Şile escort akşamları her zaman farklı bir sessizlik taşırdı. Dalgaların ritmik vuruşları, uzaklardan gelen motor sesleri ve bazen martı çığlıkları… Hepsi, sanki hayatın kırık taraflarını toparlamaya çalışanlara sert seven eşlik ederdi. İşte o sokaklarda yürüyen genç kadın, Lina, bu sessizliğin içinde her gün biraz daha kayboluyordu.
Lina henüz yirmi yaşındaydı ama omuzlarında onlarca yılın yükü vardı. Ailesi onu henüz küçük yaştayken yalnız bırakmış, yurtlarda büyümüş, sonra da İstanbul’un kalabalığında tutunmaya çalışırken türlü kötü niyetli insanların ağına düşmüştü. Hayat ona seçenekler sunmamıştı. Para kazanmak için girdiği iş, aslında hiçbir zaman istemediği ama mecbur kaldığı bir hayattı. İnsanların ona “hayat kadını” demesi kolaydı; oysa kimse onun içindeki çocuğun hâlâ kırık olduğunu bilmiyordu.
Şile vip escort gelişi bir kaçıştan ibaretti. İstanbul’da yaşadığı bir gece, işler tehlikeli bir hâl alınca oradan uzaklaşmak zorunda kalmıştı. Bir minibüse atladığı gibi Şile escort varmış, sahile yakın küçük bir pansiyona sığınmıştı. Odası küçüktü, sobası zor yanardı ama en azından yalnızdı. Yine de geçimini sağlamak için mecburen aynı işe devam etmek zorunda kalmıştı.

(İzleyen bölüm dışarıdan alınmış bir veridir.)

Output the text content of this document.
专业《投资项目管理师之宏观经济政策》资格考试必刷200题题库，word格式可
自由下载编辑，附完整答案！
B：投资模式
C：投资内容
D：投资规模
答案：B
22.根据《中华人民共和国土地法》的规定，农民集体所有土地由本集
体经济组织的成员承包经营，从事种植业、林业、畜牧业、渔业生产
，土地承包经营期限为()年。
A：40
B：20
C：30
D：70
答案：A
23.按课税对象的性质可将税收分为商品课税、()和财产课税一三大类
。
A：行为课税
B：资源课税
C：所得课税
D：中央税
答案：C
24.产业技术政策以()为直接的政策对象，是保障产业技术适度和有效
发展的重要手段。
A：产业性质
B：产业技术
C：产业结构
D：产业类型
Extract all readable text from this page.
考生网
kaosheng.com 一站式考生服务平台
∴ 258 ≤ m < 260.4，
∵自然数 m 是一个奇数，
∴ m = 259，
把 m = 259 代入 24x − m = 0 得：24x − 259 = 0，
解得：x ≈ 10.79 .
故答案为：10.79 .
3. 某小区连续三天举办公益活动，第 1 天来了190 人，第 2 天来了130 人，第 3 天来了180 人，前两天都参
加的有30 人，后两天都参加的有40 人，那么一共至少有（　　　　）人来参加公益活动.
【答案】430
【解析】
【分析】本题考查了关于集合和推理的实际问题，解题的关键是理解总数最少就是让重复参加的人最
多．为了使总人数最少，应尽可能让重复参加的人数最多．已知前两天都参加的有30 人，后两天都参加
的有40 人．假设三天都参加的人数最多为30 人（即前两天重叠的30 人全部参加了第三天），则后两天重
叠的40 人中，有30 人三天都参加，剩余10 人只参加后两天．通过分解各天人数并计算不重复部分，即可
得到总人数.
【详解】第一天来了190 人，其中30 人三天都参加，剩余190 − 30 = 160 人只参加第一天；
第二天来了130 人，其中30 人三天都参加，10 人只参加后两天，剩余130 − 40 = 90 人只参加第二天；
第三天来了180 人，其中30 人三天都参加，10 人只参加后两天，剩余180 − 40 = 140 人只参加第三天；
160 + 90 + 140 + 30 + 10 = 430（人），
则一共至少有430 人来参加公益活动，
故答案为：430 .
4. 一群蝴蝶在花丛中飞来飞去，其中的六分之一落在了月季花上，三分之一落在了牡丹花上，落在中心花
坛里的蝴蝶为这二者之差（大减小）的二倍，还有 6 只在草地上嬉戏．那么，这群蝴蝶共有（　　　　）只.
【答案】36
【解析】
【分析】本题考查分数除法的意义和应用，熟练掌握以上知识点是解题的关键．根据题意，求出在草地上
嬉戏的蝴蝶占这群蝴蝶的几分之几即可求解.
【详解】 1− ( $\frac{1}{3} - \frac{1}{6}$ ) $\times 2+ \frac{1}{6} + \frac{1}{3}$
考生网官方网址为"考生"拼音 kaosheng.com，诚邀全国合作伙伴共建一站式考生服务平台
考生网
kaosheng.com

Her gece işini bitirdikten sonra sahilde yürür, denizin karanlık yüzüne doğru bakardı. Deniz ona hiçbir şey sormazdı. Yargılamazdı. Bazı geceler dalgalarla konuşur gibi olur, “Ben buraya kadar düşmeyi hak edecek ne yaptım?” diye içinden geçirirdi.
Bir gece, soğuk rüzgâr yüzüne vururken ayakları onu Şile fenerine kadar götürdü. Fenerin götten altında duran bir genç adam dikkatini çekti. Adam elinde fotoğraf makinesiyle fotoğraf çekiyordu. Bir süre sonra farkına varıp ona baktı.